Last Updated on January 5, 2015 by Nathaniel Tower
The literary landscape is rapidly changing, and it is almost impossible to foretell what a new year will bring. However, I’ve looked into my literary crystal ball, and these are 15 predictions that could have a huge impact on the literary community in 2015:
1. David Foster Wallace will team up with Jack White to release a new novel available exclusively on a 25-record set. Each record will feature a hologram of David Foster Wallace reading the novel while spinning backwards on his head. The audio book will be the first vinyl release to ship platinum since the 1970s. David Foster Wallace will win a Grammy for best spoken-word album, but he will be snubbed by the National Book Awards.
2. NaNoWriMo will begin taking applications for National Novel Writing Month in early March. Only .01% of applications will be accepted. Only accepted applicants will be permitted to work on a novel in any form during the month of November. None of these books will end up getting published.
3. The New Yorker will launch a special issue featuring only un-solicited and un-agented stories submitted directly through the website. The issue will feature a blank cover and will become the bestselling issue of anything in over two decades.
4. A massive Amazon hack will convert every e-book into a copy of the long-overdue digital release of How to Avoid Huge Ships. At least one person will be crushed by a huge ship while trying to figure out what happened to his copy of Gone Girl that he has been lying about reading for over a year.
5. Indie Lit will become mainstream and take over the New York Times Best Seller list. At one point during the year, 10 of the top 11 spots will be occupied by indie lit books. The other spot will be taken by Jenny McCarthy’s debut novel about a young Autistic boy who contracted the “disease” when his parents administered a half-dose of grape Tylenol to fight off his 103 degree fever.
6. BuzzFeed Books will launch a full line of novels told in list format. 90% of the novels will go viral, but the majority of people will hate all of them.
7. Dino erotica will go extinct due to unexplainable circumstances. Scientists won’t try to figure out the mystery.
8. A second massive Amazon hack will result in Powell’s becoming the world’s leading seller of books.
9. A Hunger Games/Twilight/Harry Potter mash-up will become the bestselling book of all time, but it won’t recoup the cost of the advance.
10. Taylor Swift will win a National Book Award despite the fact that she won’t release a book.
11. In a desperate move, Amazon will purchase the rights to self-publish anything. Quality control will continue to be non-existent.
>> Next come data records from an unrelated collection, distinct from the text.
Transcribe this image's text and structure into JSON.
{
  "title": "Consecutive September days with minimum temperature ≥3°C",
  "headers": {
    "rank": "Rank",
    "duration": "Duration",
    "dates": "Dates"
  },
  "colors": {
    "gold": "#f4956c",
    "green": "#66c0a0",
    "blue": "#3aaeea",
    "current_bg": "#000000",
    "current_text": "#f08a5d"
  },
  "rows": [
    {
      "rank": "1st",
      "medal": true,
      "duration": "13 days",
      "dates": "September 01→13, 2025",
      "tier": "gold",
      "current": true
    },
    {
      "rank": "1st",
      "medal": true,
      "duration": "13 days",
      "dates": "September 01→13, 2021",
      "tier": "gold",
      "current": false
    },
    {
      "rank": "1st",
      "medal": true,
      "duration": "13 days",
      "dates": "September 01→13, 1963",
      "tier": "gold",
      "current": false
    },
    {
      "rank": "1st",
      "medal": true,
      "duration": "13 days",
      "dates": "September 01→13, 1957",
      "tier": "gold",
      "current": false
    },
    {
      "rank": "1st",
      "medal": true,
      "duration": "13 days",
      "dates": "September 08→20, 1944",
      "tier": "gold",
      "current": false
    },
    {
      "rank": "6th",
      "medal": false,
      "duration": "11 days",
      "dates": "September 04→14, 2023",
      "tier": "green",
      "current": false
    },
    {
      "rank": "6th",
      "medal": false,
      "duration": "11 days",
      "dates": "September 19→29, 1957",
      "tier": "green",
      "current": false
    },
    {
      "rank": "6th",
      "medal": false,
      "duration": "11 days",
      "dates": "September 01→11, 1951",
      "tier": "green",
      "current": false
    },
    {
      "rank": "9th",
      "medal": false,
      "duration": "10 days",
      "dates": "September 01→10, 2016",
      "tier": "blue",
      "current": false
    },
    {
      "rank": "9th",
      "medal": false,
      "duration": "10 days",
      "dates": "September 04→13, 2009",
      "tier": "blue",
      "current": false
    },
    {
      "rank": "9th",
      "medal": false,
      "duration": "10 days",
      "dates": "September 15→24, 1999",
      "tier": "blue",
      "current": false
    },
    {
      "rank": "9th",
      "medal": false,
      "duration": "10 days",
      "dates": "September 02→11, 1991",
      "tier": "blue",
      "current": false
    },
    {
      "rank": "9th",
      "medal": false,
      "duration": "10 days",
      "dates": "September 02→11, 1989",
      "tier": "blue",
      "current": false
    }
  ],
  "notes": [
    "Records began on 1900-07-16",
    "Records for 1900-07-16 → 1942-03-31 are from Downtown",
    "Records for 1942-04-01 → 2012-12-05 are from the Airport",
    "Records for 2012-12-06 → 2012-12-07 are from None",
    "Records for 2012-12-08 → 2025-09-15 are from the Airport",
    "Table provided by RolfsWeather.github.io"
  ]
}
12. No writers will commit any acts of rape or make any foolish racist statements.
13. No fewer than a dozen non-fiction bestsellers will be uncovered as frauds. People will buy the books anyway and swear every word is true.
14. A previously undiscovered Shakespeare play will be released, performed, and subsequently panned by critics as derivative and trite. It will contain the words “fuckerydo” and “fuckatron,” causing some linguists to question its authenticity.
15. This blog post will go viral, but no more than 14 of these predictions will actually come even partially true.
What do you think will happen in 2015? Share your literary predictions in the comments.
I can’t make any predictions, but I can tell you that fuckerydo is word worthy of its own post. Perhaps book. Maybe even a movie. You could get Taylor Swift and Jenny McCarthy to star in it.
That movie sounds wonderfully awful. Or awfully wonderful.
Amazon will be consumed by the Rain Forest where the land will flood for 40 days and 40 nights. Noah will re-appear as David Sedaris who will launch a boat with twin androids of every species. Books will be replaced by Papyrus leaves hardened into words nobody wants to read because the newest smart phone just hit the market place.
Maybe the next smart phone will be made out of Papyrus leaves.
haha, this is so great
Being autistic ourselves we take exception to the stereotype that we would EVER consume anything grape. Definitely not grape.
No offense meant, of course. It was all Jenny McCarthy’s idea.